🖊 Le Cyclone à la Réunion met en lumière la vulnérabilité d’une partie de la population - 2022
L'île de la Réunion avait été placée en alerte rouge cyclonique mercredi à 19h locales (15h GMT), imposant aux 860.000 habitants d’être confinés chez eux. "L'alerte rouge reste en vigueur cette nuit » a annoncé le préfet de La Réunion. Les vents violents et le risque de crue sont maintenus.
Estelle F. travaille chez Mr Bricolage, à l’est de Saint Denis, sur la côte nord de l'île. Lundi et mardi ont été des journées particulières : « On a eu beaucoup de gens qui venaient pour essayer de renforcer leurs habitations. On a vendu énormément de sangles pour attacher les arbres, des bananiers, à des poteaux. Pour éviter qu’ils tombent sur des maisons, sur les voitures. Des vis pour renforcer les toits.
Les jours précédents, les informations à propos de ce cyclone et de sa possible gravité lui sont difficilement parvenues. Pas de canal officiel pour une information sûre. Du bouche à oreille, parfois propice aux excès et aux rumeurs, « des médias qui auraient dramatisé ». C’est par le biais de groupes Facebook , tel que « ActuMétéo974 » ou des groupes d’entraide, ainsi que « radio Freedom » qu’elle a trouvé le moyen de s' informer sur les mesures à venir et l’évolution possible du Cyclone. Depuis mercredi et la mise en place de l’alerte rouge, la télévision couvre le sujet du cyclone en boucle.
Dans le cadre de son travail, Estelle voit « souvent des personnes qui ont peu de moyens, font leurs travaux par eux-même », et qui, lorsqu’elle leur demande leurs préférences, ont comme seul critère d’obtenir « le premier prix. » « Beaucoup de toitures ici sont en tôle, car c’est ce qui coûte le moins cher. Des gens essaient de trouver des solutions à moyen cout ».
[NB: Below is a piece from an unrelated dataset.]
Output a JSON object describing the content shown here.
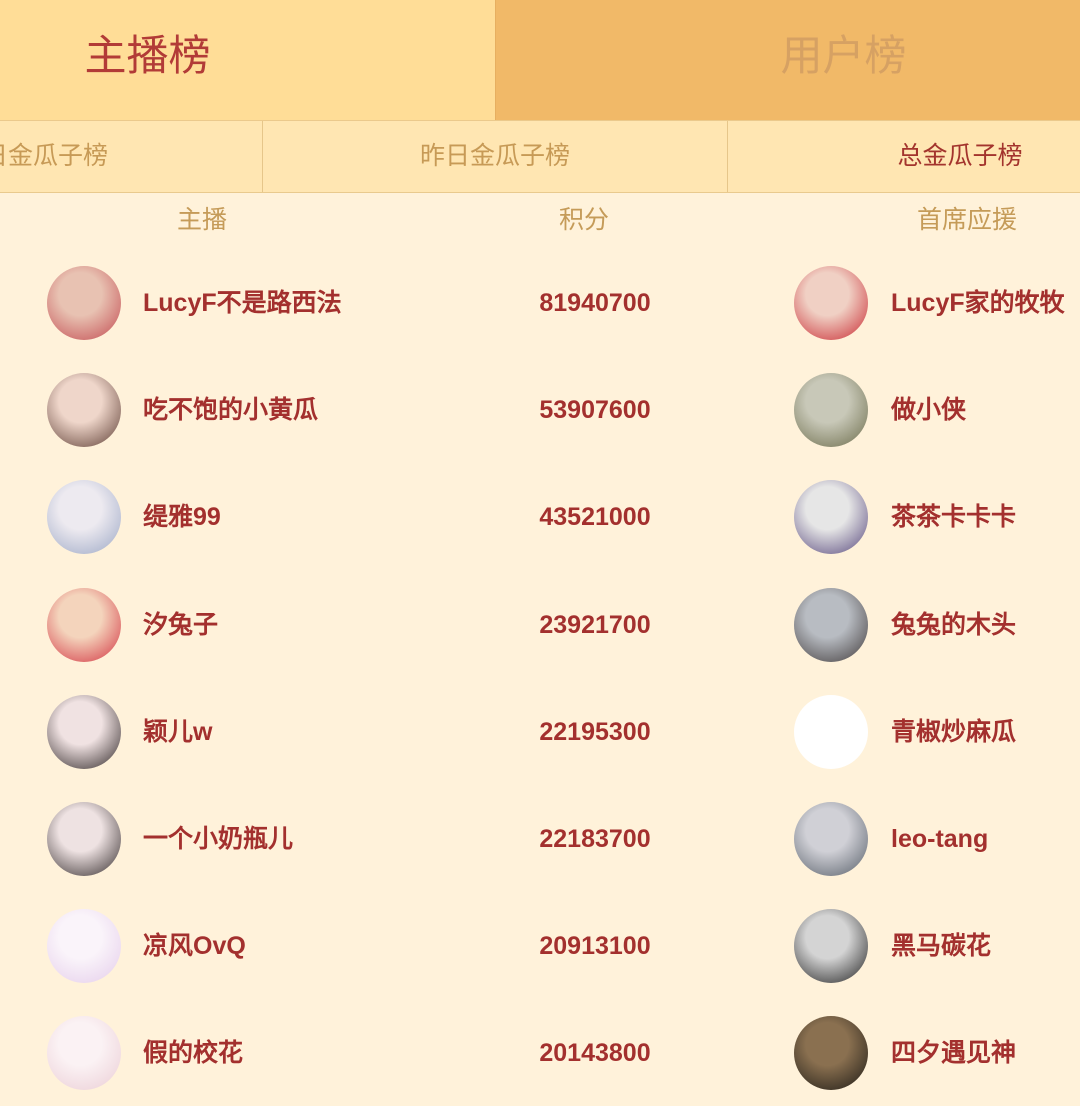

Les différentes réactions face au cyclone Batsirai mettent en exergue la précarité d’une partie de la population de la Réunion. Selon l’INSEE, la moitié des habitants de La Réunion a un niveau de vie inférieur à 1 290 euros par mois. Le taux de chômage y est particulièrement élevé, de l'ordre de 29 %, dont 60 % chez les jeune. Parmi la population la plus précaire, la plupart vit sur les hauteurs de l’île là ou les loyers sont les plus abordables, et là ,aussi où les habitations sont les plus fragiles. D’autres de ses clients, cherchant eux aussi à renforcer leurs habitations, étaient issus des quartiers très populaires du Chaudron, des Camelia à Saint Denis. »
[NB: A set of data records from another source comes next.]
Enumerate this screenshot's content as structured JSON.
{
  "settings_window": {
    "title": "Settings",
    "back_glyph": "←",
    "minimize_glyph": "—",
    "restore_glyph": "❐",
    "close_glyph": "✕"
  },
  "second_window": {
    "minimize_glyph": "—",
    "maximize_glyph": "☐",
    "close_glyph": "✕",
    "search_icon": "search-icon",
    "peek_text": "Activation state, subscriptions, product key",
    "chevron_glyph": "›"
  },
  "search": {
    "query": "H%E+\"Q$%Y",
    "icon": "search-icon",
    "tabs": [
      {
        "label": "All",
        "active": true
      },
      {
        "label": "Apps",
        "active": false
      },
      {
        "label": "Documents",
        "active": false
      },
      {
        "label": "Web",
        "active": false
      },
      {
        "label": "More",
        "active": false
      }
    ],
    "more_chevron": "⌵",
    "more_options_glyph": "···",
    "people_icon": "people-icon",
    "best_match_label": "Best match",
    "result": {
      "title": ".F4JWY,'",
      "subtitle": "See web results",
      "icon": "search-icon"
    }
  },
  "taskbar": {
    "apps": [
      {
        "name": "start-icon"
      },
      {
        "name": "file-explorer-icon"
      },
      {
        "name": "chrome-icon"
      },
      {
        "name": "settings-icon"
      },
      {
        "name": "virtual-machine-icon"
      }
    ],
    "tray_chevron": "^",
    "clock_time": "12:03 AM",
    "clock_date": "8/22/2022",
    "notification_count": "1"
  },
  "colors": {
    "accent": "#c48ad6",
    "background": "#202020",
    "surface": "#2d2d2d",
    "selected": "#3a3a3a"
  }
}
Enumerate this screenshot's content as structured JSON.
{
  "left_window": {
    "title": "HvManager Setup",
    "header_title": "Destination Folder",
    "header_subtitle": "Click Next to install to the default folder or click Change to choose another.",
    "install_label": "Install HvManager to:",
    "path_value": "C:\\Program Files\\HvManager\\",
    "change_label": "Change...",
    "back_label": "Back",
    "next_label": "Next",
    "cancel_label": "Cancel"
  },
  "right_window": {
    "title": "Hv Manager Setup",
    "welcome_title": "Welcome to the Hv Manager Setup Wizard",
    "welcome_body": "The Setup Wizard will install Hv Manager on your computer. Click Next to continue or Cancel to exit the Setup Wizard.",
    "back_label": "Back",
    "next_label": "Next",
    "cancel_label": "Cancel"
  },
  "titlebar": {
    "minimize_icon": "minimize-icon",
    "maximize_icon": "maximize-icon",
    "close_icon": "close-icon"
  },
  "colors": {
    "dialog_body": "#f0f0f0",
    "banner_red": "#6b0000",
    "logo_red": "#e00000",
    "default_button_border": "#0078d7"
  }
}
Anne K, son amie, est gérante d’un commerce au cœur de Saint Denis. Malgré le bruit des bourrasques violentes qui soufflent aux fenêtres de leur appartement, Anne a l’esprit tranquille. Un sentiment mêlé d’expectative, vaguement d’inquiétude et d’excitation l’habite mais rien qui s’apparente à de la peur. « À l’abri, dans un immeuble sûr », la curiosité l’emporte sur la crainte. De ses fenêtres, là où elle apercevait à peine la mer il y a deux jours, elle voit à présent les rouleaux se former, des vagues gigantesques s’abattre et l’écume jaillir. Au pied de son immeuble, les rues d’habitude animées sont désertes, les poubelles renversées, le confinement est respecté par tous.
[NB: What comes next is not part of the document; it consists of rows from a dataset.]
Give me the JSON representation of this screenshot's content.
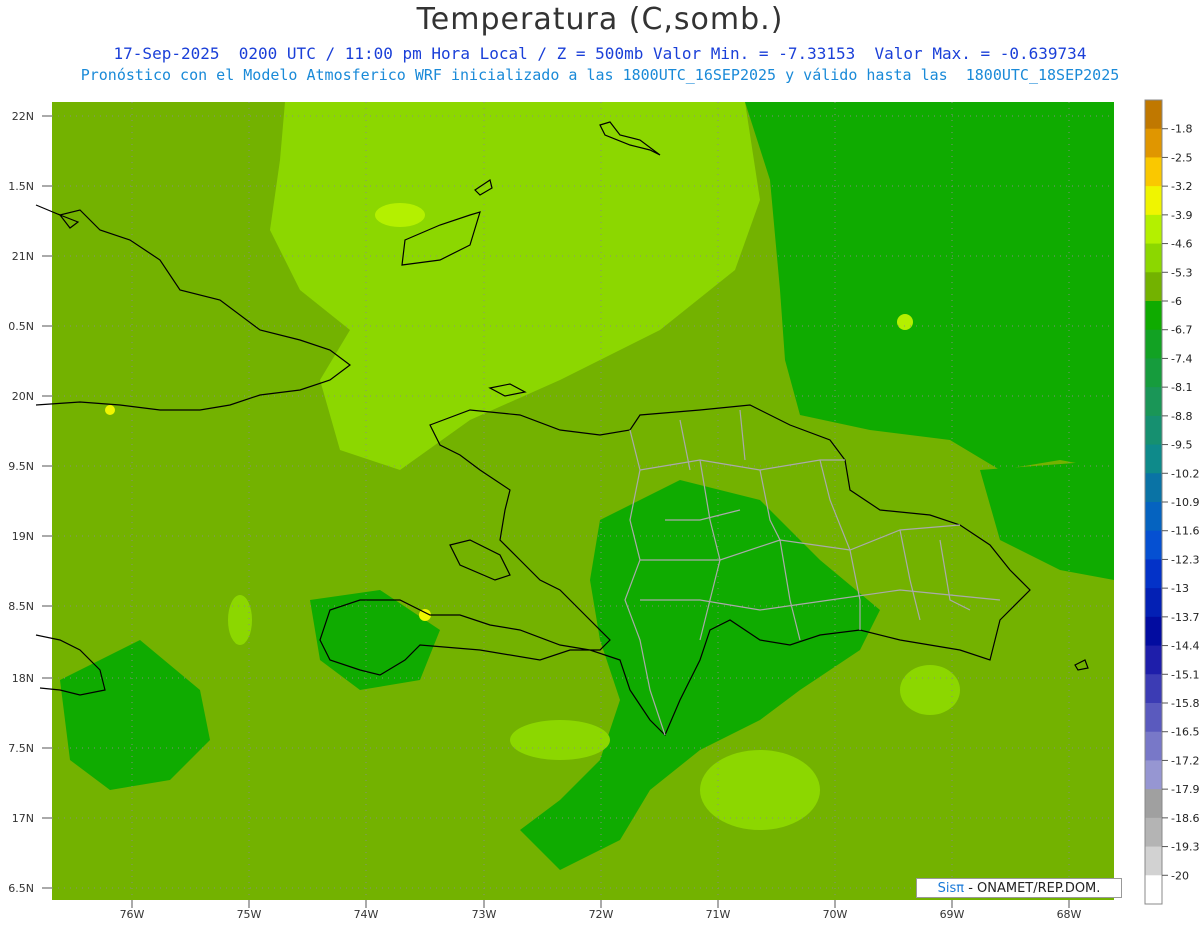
{
  "header": {
    "title": "Temperatura (C,somb.)",
    "subtitle1": "17-Sep-2025  0200 UTC / 11:00 pm Hora Local / Z = 500mb Valor Min. = -7.33153  Valor Max. = -0.639734",
    "subtitle2": "Pronóstico con el Modelo Atmosferico WRF inicializado a las 1800UTC_16SEP2025 y válido hasta las  1800UTC_18SEP2025"
  },
  "map": {
    "lat_labels": [
      "22N",
      "1.5N",
      "21N",
      "0.5N",
      "20N",
      "9.5N",
      "19N",
      "8.5N",
      "18N",
      "7.5N",
      "17N",
      "6.5N"
    ],
    "lon_labels": [
      "76W",
      "75W",
      "74W",
      "73W",
      "72W",
      "71W",
      "70W",
      "69W",
      "68W"
    ],
    "background_color": "#73b200"
  },
  "legend": {
    "labels": [
      "-1.8",
      "-2.5",
      "-3.2",
      "-3.9",
      "-4.6",
      "-5.3",
      "-6",
      "-6.7",
      "-7.4",
      "-8.1",
      "-8.8",
      "-9.5",
      "-10.2",
      "-10.9",
      "-11.6",
      "-12.3",
      "-13",
      "-13.7",
      "-14.4",
      "-15.1",
      "-15.8",
      "-16.5",
      "-17.2",
      "-17.9",
      "-18.6",
      "-19.3",
      "-20"
    ],
    "colors": [
      "#c07800",
      "#e09600",
      "#fac800",
      "#f0f500",
      "#b4f000",
      "#8cd700",
      "#73b200",
      "#0fab00",
      "#12a223",
      "#169c3d",
      "#1a9657",
      "#169070",
      "#0e8a8a",
      "#0a73a5",
      "#0563c0",
      "#0550d2",
      "#0332c8",
      "#0320b4",
      "#020ca0",
      "#1e1eaa",
      "#3c3cb4",
      "#5a5abe",
      "#7878c8",
      "#9696d2",
      "#a0a0a0",
      "#b4b4b4",
      "#d2d2d2",
      "#ffffff"
    ]
  },
  "credit": {
    "brand": "Sisπ",
    "text": " - ONAMET/REP.DOM."
  }
}
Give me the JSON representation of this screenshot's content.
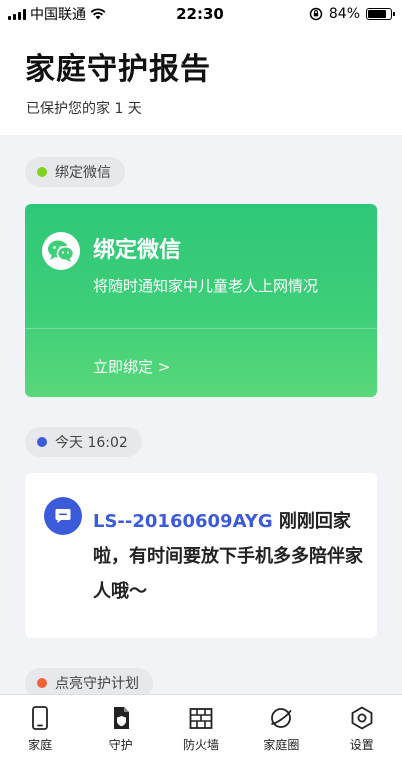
{
  "status_bar": {
    "carrier": "中国联通",
    "time": "22:30",
    "battery": "84%",
    "battery_level": 0.84
  },
  "header": {
    "title": "家庭守护报告",
    "subtitle": "已保护您的家 1 天"
  },
  "sections": {
    "wechat_chip": {
      "label": "绑定微信",
      "dot_color": "#7ed321"
    },
    "today_chip": {
      "label": "今天 16:02",
      "dot_color": "#3b5bdb"
    },
    "plan_chip": {
      "label": "点亮守护计划",
      "dot_color": "#f0633a"
    }
  },
  "wechat_card": {
    "title": "绑定微信",
    "description": "将随时通知家中儿童老人上网情况",
    "action": "立即绑定 >"
  },
  "message_card": {
    "device": "LS--20160609AYG",
    "text": " 刚刚回家啦，有时间要放下手机多多陪伴家人哦～"
  },
  "tabs": [
    {
      "label": "家庭",
      "icon": "phone-icon"
    },
    {
      "label": "守护",
      "icon": "shield-document-icon"
    },
    {
      "label": "防火墙",
      "icon": "firewall-icon"
    },
    {
      "label": "家庭圈",
      "icon": "planet-icon"
    },
    {
      "label": "设置",
      "icon": "hexagon-settings-icon"
    }
  ],
  "colors": {
    "wechat_green": "#2ec779",
    "accent_blue": "#3b5bdb"
  }
}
Anna rappelle qu’ « à saint Denis les gens ont des maisons correctes qui ne risquent pas de s’envoler. » « Je ne sais pas comment cela se passe pour des gens qui vivent dans des maisons avec des toitures en tôle ». A la télévision, elle décrit, dubitative, avoir vu un spot recommandant de « mettre du sparadrap sur vos fenêtres pour éviter qu’elles exposent ».
Ce sont dans les hauteurs de l’île, pendant des excursions, qu’Anna et Estelle ont découvert les ravines. « Ce sont des lits de rivière, ou l’eau s’engouffre lorsqu’il pleut beaucoup. Cela crée des rivières torrentielles qui débordent de leurs lits ». Des routes en lacets sont construites au-dessus de ces ravines et deviennent dangereuses et impraticables en cas d’intempérie. Jeudi matin, Jacques Billant, le préfet avait invité les Réunionnais qui habitent près de ces cours d’eau à se réfugier dans des centres d'hébergement ouverts par les communes. À la Réunion, comme ailleurs, on peut observer une inégalité sociale renforcée et nourrie par une inégalité climatique, de par la répartition de la population sur le territoire et la précarité de certaines habitations.
Dans la soirée de jeudi, Jacques Billant, le préfet, alertait encore sur un risque de crue après le passage du cyclone Batsirai.